Reputation: 3263
I have trouble finding any useful documentation on how to properly set up a gatsby side that is using SSR (server side rendering) in a custom production environment (not Gatsby Cloud or Netlify)
In their documentation for SSR there's a section
Server-Side Rendering requires a running NodeJS server. You can put NodeJS running gatsby serve behind a content delivery network (CDN) like Fastly, however that also requires additional infrastructure (like monitoring, logging, and crash-recovery).
So my general idea would be to put this all inside some Docker container and run gatsby serve
However according to the documentation for gatsby serve
(https://www.gatsbyjs.com/docs/reference/gatsby-cli/#serve )this is not supposed to be used for production
At the root of a Gatsby site, serve the production build of your site for testing
Is it ok to use serve production?
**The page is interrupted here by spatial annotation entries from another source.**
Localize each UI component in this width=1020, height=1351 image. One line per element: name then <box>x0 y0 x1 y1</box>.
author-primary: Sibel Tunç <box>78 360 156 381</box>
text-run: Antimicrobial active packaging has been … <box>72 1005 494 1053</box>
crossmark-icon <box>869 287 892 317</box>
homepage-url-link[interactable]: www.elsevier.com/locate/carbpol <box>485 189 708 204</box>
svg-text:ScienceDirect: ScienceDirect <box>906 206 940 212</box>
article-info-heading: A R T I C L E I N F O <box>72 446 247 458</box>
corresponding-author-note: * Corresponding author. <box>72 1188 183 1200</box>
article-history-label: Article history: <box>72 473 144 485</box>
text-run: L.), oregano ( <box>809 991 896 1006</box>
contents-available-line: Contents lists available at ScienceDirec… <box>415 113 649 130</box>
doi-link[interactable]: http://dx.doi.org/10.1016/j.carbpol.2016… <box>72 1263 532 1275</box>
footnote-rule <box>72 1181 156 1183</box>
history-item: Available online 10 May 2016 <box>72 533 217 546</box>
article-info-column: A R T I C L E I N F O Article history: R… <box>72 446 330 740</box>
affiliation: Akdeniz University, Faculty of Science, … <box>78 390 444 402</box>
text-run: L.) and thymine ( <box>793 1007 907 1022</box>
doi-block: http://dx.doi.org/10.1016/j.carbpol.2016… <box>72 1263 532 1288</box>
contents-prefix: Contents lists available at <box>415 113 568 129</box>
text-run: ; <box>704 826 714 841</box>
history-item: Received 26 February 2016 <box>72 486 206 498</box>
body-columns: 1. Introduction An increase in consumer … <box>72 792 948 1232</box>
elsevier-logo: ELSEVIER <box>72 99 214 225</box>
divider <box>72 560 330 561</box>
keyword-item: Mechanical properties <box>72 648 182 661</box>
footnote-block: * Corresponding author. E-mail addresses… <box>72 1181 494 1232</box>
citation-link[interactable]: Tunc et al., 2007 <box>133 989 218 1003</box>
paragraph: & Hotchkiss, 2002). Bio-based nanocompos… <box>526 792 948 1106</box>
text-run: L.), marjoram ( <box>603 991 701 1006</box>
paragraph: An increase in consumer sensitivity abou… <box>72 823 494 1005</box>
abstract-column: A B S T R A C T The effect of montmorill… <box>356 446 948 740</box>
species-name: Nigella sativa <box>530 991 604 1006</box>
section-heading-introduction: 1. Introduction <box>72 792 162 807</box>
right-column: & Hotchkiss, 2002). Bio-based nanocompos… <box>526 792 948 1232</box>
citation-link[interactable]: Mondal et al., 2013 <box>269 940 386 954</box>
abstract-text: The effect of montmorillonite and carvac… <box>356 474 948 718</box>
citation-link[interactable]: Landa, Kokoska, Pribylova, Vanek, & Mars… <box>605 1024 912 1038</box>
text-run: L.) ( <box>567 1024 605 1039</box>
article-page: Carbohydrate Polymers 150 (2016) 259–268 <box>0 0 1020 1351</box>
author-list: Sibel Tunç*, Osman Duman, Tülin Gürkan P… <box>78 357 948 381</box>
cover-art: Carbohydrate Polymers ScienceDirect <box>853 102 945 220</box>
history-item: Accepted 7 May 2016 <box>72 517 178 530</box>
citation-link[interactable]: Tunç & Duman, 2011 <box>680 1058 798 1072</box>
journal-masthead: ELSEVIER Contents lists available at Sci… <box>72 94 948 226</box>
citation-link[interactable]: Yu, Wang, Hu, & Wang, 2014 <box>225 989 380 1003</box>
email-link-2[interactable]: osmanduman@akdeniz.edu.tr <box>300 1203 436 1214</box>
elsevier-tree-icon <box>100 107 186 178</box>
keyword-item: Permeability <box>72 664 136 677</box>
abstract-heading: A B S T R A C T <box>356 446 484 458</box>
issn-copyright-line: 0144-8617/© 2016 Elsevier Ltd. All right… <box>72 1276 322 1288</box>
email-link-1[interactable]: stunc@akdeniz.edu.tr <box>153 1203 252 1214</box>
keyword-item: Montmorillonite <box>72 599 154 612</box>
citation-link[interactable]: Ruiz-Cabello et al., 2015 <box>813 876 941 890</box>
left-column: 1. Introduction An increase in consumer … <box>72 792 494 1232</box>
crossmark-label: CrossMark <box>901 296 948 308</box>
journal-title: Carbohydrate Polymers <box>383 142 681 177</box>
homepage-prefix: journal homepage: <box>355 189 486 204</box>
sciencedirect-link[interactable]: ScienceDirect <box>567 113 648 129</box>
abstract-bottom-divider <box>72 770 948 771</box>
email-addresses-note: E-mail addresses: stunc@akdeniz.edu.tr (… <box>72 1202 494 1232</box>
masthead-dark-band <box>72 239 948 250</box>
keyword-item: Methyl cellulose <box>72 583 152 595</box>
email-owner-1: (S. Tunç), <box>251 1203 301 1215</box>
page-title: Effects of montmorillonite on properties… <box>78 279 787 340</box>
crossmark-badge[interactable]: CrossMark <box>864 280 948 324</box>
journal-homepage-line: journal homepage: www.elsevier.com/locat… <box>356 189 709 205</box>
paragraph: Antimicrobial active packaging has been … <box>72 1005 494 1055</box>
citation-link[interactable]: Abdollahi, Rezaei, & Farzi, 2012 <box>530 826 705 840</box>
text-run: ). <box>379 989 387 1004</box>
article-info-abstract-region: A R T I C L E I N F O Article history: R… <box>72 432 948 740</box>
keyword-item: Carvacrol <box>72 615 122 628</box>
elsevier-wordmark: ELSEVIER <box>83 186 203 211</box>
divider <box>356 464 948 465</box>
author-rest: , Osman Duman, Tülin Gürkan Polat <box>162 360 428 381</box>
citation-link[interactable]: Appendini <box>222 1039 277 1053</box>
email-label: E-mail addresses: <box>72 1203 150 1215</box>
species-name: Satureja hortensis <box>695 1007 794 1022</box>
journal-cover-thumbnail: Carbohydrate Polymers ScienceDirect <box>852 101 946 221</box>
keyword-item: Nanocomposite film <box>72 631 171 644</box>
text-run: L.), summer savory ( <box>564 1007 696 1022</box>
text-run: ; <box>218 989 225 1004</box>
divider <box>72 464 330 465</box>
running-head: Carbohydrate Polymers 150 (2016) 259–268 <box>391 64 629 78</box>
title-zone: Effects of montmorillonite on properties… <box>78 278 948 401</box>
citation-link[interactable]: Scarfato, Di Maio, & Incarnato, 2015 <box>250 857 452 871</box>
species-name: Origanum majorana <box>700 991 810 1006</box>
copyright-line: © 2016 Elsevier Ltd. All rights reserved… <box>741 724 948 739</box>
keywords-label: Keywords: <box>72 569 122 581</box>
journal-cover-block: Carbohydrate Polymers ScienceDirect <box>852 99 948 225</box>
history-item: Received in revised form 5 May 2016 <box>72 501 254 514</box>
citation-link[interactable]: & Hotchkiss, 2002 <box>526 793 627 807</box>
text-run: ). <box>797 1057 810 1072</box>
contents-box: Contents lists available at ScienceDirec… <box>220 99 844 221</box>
What kind of security issues do I need to keep in mind when using it? Is there a detailed documentation how to set this up in a custom environment?
Upvotes: 6
Views: 3172
Reputation: 31
I had the same problem and could not find one complete solution out there. The closest solution, is to use gatsby-plugin-fastify. It has a lot of nice features. However, it came with some drawbacks. It did not handle fallback-routes as gatsby-cloud does. Wich is quite easy to fix.
I made some modifications to the plugin. And bumped the fastify packages. Until the moment when that can be merged with the original contributors repo, you can use my version of the package. gatsby-plugin-fastify-klyngen.
Using the original fastify plugin is very easy.
Install the package
npm install gatsby-plugin-fastify fastify
Add the fastify-plugin to your gatsby.config
plugins: [
{
resolve: `gatsby-plugin-fastify`,
options: {
features: {},
},
},
...otherPlugins
]
npx gserve
Fastify should be behind a proper web-server like Nginx. I also suggest putting the server behind a CDN or a cache for better performance.
EDIT:
gatsby-plugin-fastify
now supports fallback-routes.
Upvotes: 3
Reputation: 77
No docs on the SSR mode on custom servers. But in general you'd want to use something like Express to serve the static files (not gatsby serve) and then you can look at gatsby-plugin-netlify and gatsby-plugin-fastify for inspiration as they support SSR.
The serving and runtime SSR logic you’d have to write yourself using those plugins I mentioned as inspiration. The framework doesn’t handle the serving of the app, platforms like Gatsby Cloud and Netlify do. Or in your case, a custom server.
You might find this useful https://github.com/wille/gatsby-plugin-express Should also know there are lots of super easy ways to deploy (Gatsby Cloud, Netlify, Vercel) so you don’t need your own server. The reason you can’t use serve command is things like caching, redirects, headers, etc.